@Mariusthvdb My HA setup currently has 181 automations, 27 scripts and 294 helpers. Many of these things are just for monitoring/alerting (so not an issue) but I also have mechanisms implemented for active control of:
Hot Water - immersion heater and gas boiler.
Individual room heating - via presence based control.
Powerwall export mode - solar or everything.
Powerwall automatic backup reserve adjustment.
Powerwall charging control based on if my EV is charging or not.
Powerwall automatic on/off grid control - to optimise use versus export of solar power based on multiple factors.
Powerwall off-peak charging control.
These each involve multiple automations with different (but potentially overlapping in some cases) triggers and scripts which examine many sensors (many are shared between different automations and scripts) and modify the state of multiple entities, many of which are again shared between (i.e. can be modified by) several different automations and scripts.
This mostly works very well but occasionally I see unusual/unexpected behaviour. Sometimes this is due to bugs in my logic/code but occasionally it is hard to pinpoint an obvious cause. Given my setup, the potential for race conditions is theoretically significant, so I was trying to understand how likely this might actually be based on HAs architecture and automation/script execution concurrency model and hence whether I need to guard against it myself (and if so how). Sadly the answer seems to be ‘no one can really say’, though it does seem that HA is not immune to race conditions in user code.
I’ve looked into trying to reduce the number of automations/scripts but the downside is a significant increase in complexity (and hence an increased scope for errors and also more difficult to maintain).
Based on my 40+ years experience as a software engineer working on complex high concurrency systems I am only too aware of the havoc that race conditions and incorrect mutual exclusion control can cause and how hard it can be to track them down.

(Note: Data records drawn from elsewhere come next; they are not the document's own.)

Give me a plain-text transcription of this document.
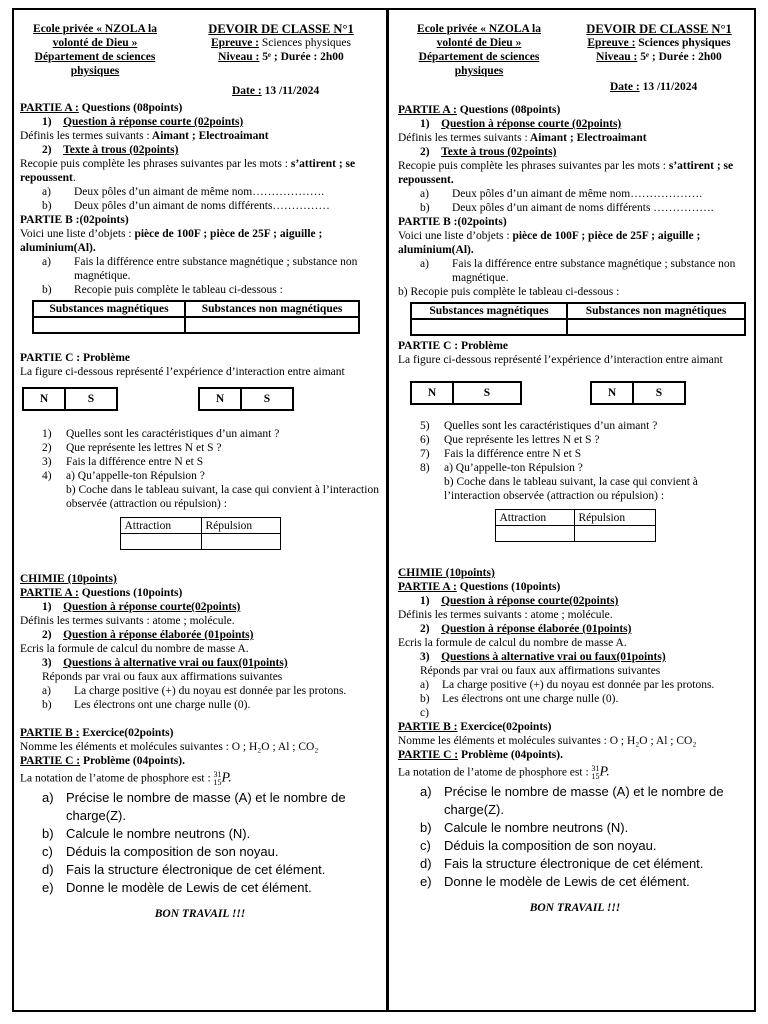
Ecole privée « NZOLA la volonté de Dieu » Département de sciences physiques
DEVOIR DE CLASSE N°1
Epreuve : Sciences physiques
Niveau : 5ᵉ ; Durée : 2h00
Date : 13 /11/2024

PARTIE A : Questions (08points)

1) Question à réponse courte (02points)

Définis les termes suivants : Aimant ; Electroaimant

2) Texte à trous (02points)

Recopie puis complète les phrases suivantes par les mots : s’attirent ; se repoussent.

a)	Deux pôles d’un aimant de même nom……………….
b)	Deux pôles d’un aimant de noms différents……………

PARTIE B :(02points)

Voici une liste d’objets : pièce de 100F ; pièce de 25F ; aiguille ; aluminium(Al).

a)	Fais la différence entre substance magnétique ; substance non magnétique.
b)	Recopie puis complète le tableau ci-dessous :
Substances magnétiques	Substances non magnétiques

PARTIE C : Problème

La figure ci-dessous représenté l’expérience d’interaction entre aimant

N	S	N	S
1)	Quelles sont les caractéristiques d’un aimant ?
2)	Que représente les lettres N et S ?
3)	Fais la différence entre N et S
4)	a) Qu’appelle-ton Répulsion ?

b) Coche dans le tableau suivant, la case qui convient à l’interaction observée (attraction ou répulsion) :

Attraction	Répulsion

CHIMIE (10points)

PARTIE A : Questions (10points)

1) Question à réponse courte(02points)

Définis les termes suivants : atome ; molécule.

2) Question à réponse élaborée (01points)

Ecris la formule de calcul du nombre de masse A.

3) Questions à alternative vrai ou faux(01points)

Réponds par vrai ou faux aux affirmations suivantes

a)	La charge positive (+) du noyau est donnée par les protons.
b)	Les électrons ont une charge nulle (0).

PARTIE B : Exercice(02points)

Nomme les éléments et molécules suivantes : O ; H₂O ; Al ; CO₂

PARTIE C : Problème (04points).

La notation de l’atome de phosphore est : 31
15P.

a) Précise le nombre de masse (A) et le nombre de charge(Z).
b) Calcule le nombre neutrons (N).
c)	Déduis la composition de son noyau.
d) Fais la structure électronique de cet élément.
e) Donne le modèle de Lewis de cet élément.

BON TRAVAIL !!!

Ecole privée « NZOLA la volonté de Dieu » Département de sciences physiques
DEVOIR DE CLASSE N°1
Epreuve : Sciences physiques
Niveau : 5ᵉ ; Durée : 2h00
Date : 13 /11/2024

PARTIE A : Questions (08points)

1) Question à réponse courte (02points)

Définis les termes suivants : Aimant ; Electroaimant

2) Texte à trous (02points)

Recopie puis complète les phrases suivantes par les mots : s’attirent ; se repoussent.

a)	Deux pôles d’un aimant de même nom……………….
b)	Deux pôles d’un aimant de noms différents …………….

PARTIE B :(02points)

Voici une liste d’objets : pièce de 100F ; pièce de 25F ; aiguille ; aluminium(Al).

a)	Fais la différence entre substance magnétique ; substance non magnétique.

b) Recopie puis complète le tableau ci-dessous :

Substances magnétiques	Substances non magnétiques

PARTIE C : Problème

La figure ci-dessous représenté l’expérience d’interaction entre aimant

N	S	N	S
5)	Quelles sont les caractéristiques d’un aimant ?
6)	Que représente les lettres N et S ?
7)	Fais la différence entre N et S
8)	a) Qu’appelle-ton Répulsion ?

b) Coche dans le tableau suivant, la case qui convient à l’interaction observée (attraction ou répulsion) :

Attraction	Répulsion

CHIMIE (10points)

PARTIE A : Questions (10points)

1) Question à réponse courte(02points)

Définis les termes suivants : atome ; molécule.

2) Question à réponse élaborée (01points)

Ecris la formule de calcul du nombre de masse A.

3) Questions à alternative vrai ou faux(01points)

Réponds par vrai ou faux aux affirmations suivantes

a)	La charge positive (+) du noyau est donnée par les protons.
b)	Les électrons ont une charge nulle (0).
c)

PARTIE B : Exercice(02points)

Nomme les éléments et molécules suivantes : O ; H₂O ; Al ; CO₂

PARTIE C : Problème (04points).

La notation de l’atome de phosphore est : 31
15P.

a) Précise le nombre de masse (A) et le nombre de charge(Z).
b) Calcule le nombre neutrons (N).
c)	Déduis la composition de son noyau.
d) Fais la structure électronique de cet élément.
e) Donne le modèle de Lewis de cet élément.

BON TRAVAIL !!!
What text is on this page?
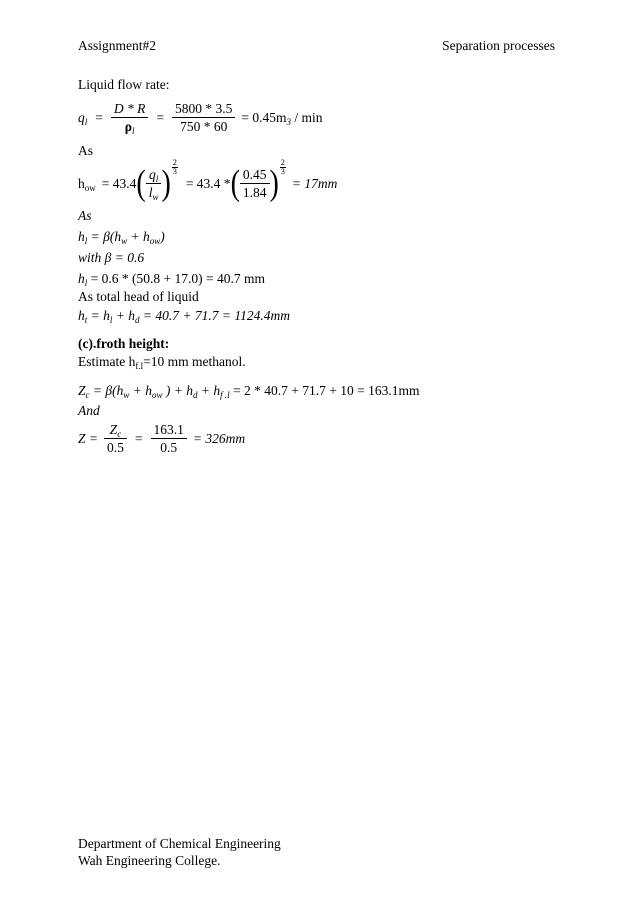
Assignment#2	Separation processes
Liquid flow rate:
$q_l = \frac{D * R}{\rho_l} = \frac{5800 * 3.5}{750 * 60} = 0.45m_3 / \min$
As
$h_{ow} = 43.4$ ( $\frac{q_l}{l_w}$ ) $\frac{2}{3}$
= 43.4 * ( $\frac{0.45}{1.84}$ ) $\frac{2}{3}$
= 17mm
As
$h_l = \beta(h_w + h_{ow})$
with β = 0.6
$h_l = 0.6 * (50.8 + 17.0) = 40.7$ mm
As total head of liquid
$h_t = h_l + h_d = 40.7 + 71.7 = 1124.4mm$
(c).froth height:
Estimate $h_{f.l}=10$ mm methanol.
$Z_c = \beta(h_w + h_{ow}$ ) + $h_d + h_{f .l} = 2 * 40.7 + 71.7 + 10 = 163.1mm$
And
$Z = \frac{Z_c}{0.5} = \frac{163.1}{0.5} = 326mm$
Department of Chemical Engineering
Wah Engineering College.
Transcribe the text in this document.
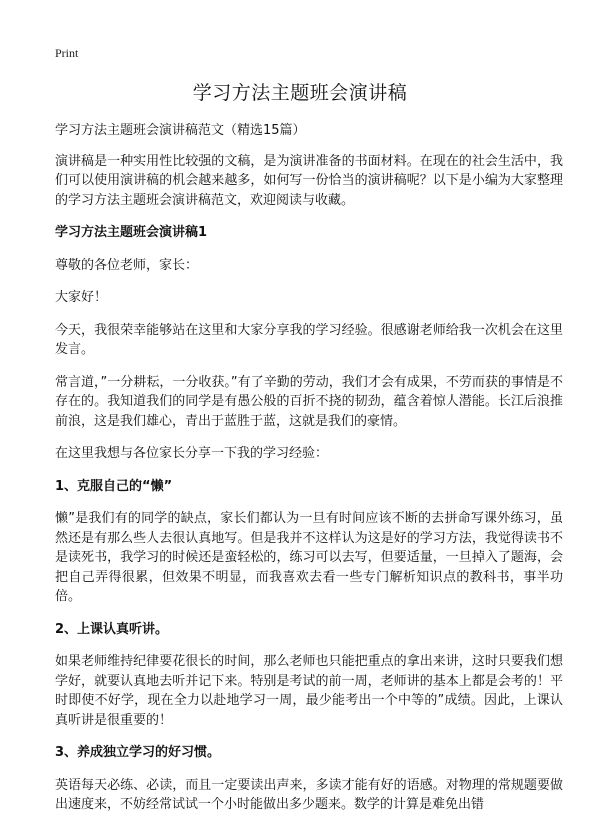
Print
学习方法主题班会演讲稿

学习方法主题班会演讲稿范文（精选15篇）

演讲稿是一种实用性比较强的文稿，是为演讲准备的书面材料。在现在的社会生活中，我们可以使用演讲稿的机会越来越多，如何写一份恰当的演讲稿呢？以下是小编为大家整理的学习方法主题班会演讲稿范文，欢迎阅读与收藏。

学习方法主题班会演讲稿1

尊敬的各位老师，家长：

大家好！

今天，我很荣幸能够站在这里和大家分享我的学习经验。很感谢老师给我一次机会在这里发言。

常言道，”一分耕耘，一分收获。”有了辛勤的劳动，我们才会有成果，不劳而获的事情是不存在的。我知道我们的同学是有愚公般的百折不挠的韧劲，蕴含着惊人潜能。长江后浪推前浪，这是我们雄心，青出于蓝胜于蓝，这就是我们的豪情。

在这里我想与各位家长分享一下我的学习经验：

1、克服自己的“懒”

懒”是我们有的同学的缺点，家长们都认为一旦有时间应该不断的去拼命写课外练习，虽然还是有那么些人去很认真地写。但是我并不这样认为这是好的学习方法，我觉得读书不是读死书，我学习的时候还是蛮轻松的，练习可以去写，但要适量，一旦掉入了题海，会把自己弄得很累，但效果不明显，而我喜欢去看一些专门解析知识点的教科书，事半功倍。

2、上课认真听讲。

如果老师维持纪律要花很长的时间，那么老师也只能把重点的拿出来讲，这时只要我们想学好，就要认真地去听并记下来。特别是考试的前一周，老师讲的基本上都是会考的！平时即使不好学，现在全力以赴地学习一周，最少能考出一个中等的”成绩。因此，上课认真听讲是很重要的！

3、养成独立学习的好习惯。

英语每天必练、必读，而且一定要读出声来，多读才能有好的语感。对物理的常规题要做出速度来，不妨经常试试一个小时能做出多少题来。数学的计算是难免出错
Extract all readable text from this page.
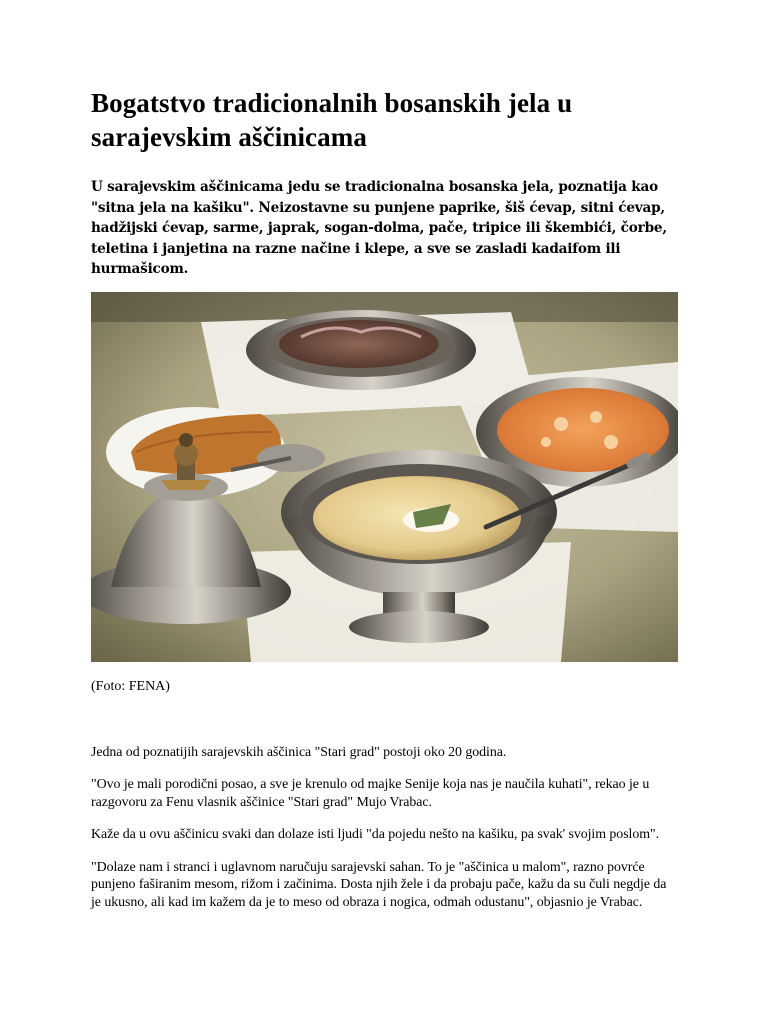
Bogatstvo tradicionalnih bosanskih jela u sarajevskim aščinicama

U sarajevskim aščinicama jedu se tradicionalna bosanska jela, poznatija kao "sitna jela na kašiku". Neizostavne su punjene paprike, šiš ćevap, sitni ćevap, hadžijski ćevap, sarme, japrak, sogan-dolma, pače, tripice ili škembići, čorbe, teletina i janjetina na razne načine i klepe, a sve se zasladi kadaifom ili hurmašicom.

(Foto: FENA)

Jedna od poznatijih sarajevskih aščinica "Stari grad" postoji oko 20 godina.

"Ovo je mali porodični posao, a sve je krenulo od majke Senije koja nas je naučila kuhati", rekao je u razgovoru za Fenu vlasnik aščinice "Stari grad" Mujo Vrabac.

Kaže da u ovu aščinicu svaki dan dolaze isti ljudi "da pojedu nešto na kašiku, pa svak' svojim poslom".

"Dolaze nam i stranci i uglavnom naručuju sarajevski sahan. To je "aščinica u malom", razno povrće punjeno faširanim mesom, rižom i začinima. Dosta njih žele i da probaju pače, kažu da su čuli negdje da je ukusno, ali kad im kažem da je to meso od obraza i nogica, odmah odustanu", objasnio je Vrabac.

I guess I shall just have tohope that the remaining occasional glitches are bugs in my code and not due to race conditions between ‘concurrently executing’ automations/scripts.
As to what could be done, a great first step would be to provide detailed information, in the documentation, as to what isolation/concurrency controls/guarantees are, or are not, provided by HA in respect of concurrent execution of different automations and scripts (the modes for multiple instances of the same automation or script seem to be fairly well documented).
If that detail reveals that race conditions are possible then a second step would be to provide detailed coding guidelines for best practice to avoid (or at least minimise) the possibility of concurrency issues and maybe also for HA to provide some mechanism to help avoid them, such as mutexes for example, though I do foresee potential issues with allowing user level mutexes in the context of HAs asyncio implementation and execution paradigm.
My hope is that the HA devs could provide details and explanations to show that race conditions in user code are simply not possible (but I am not overly hopeful).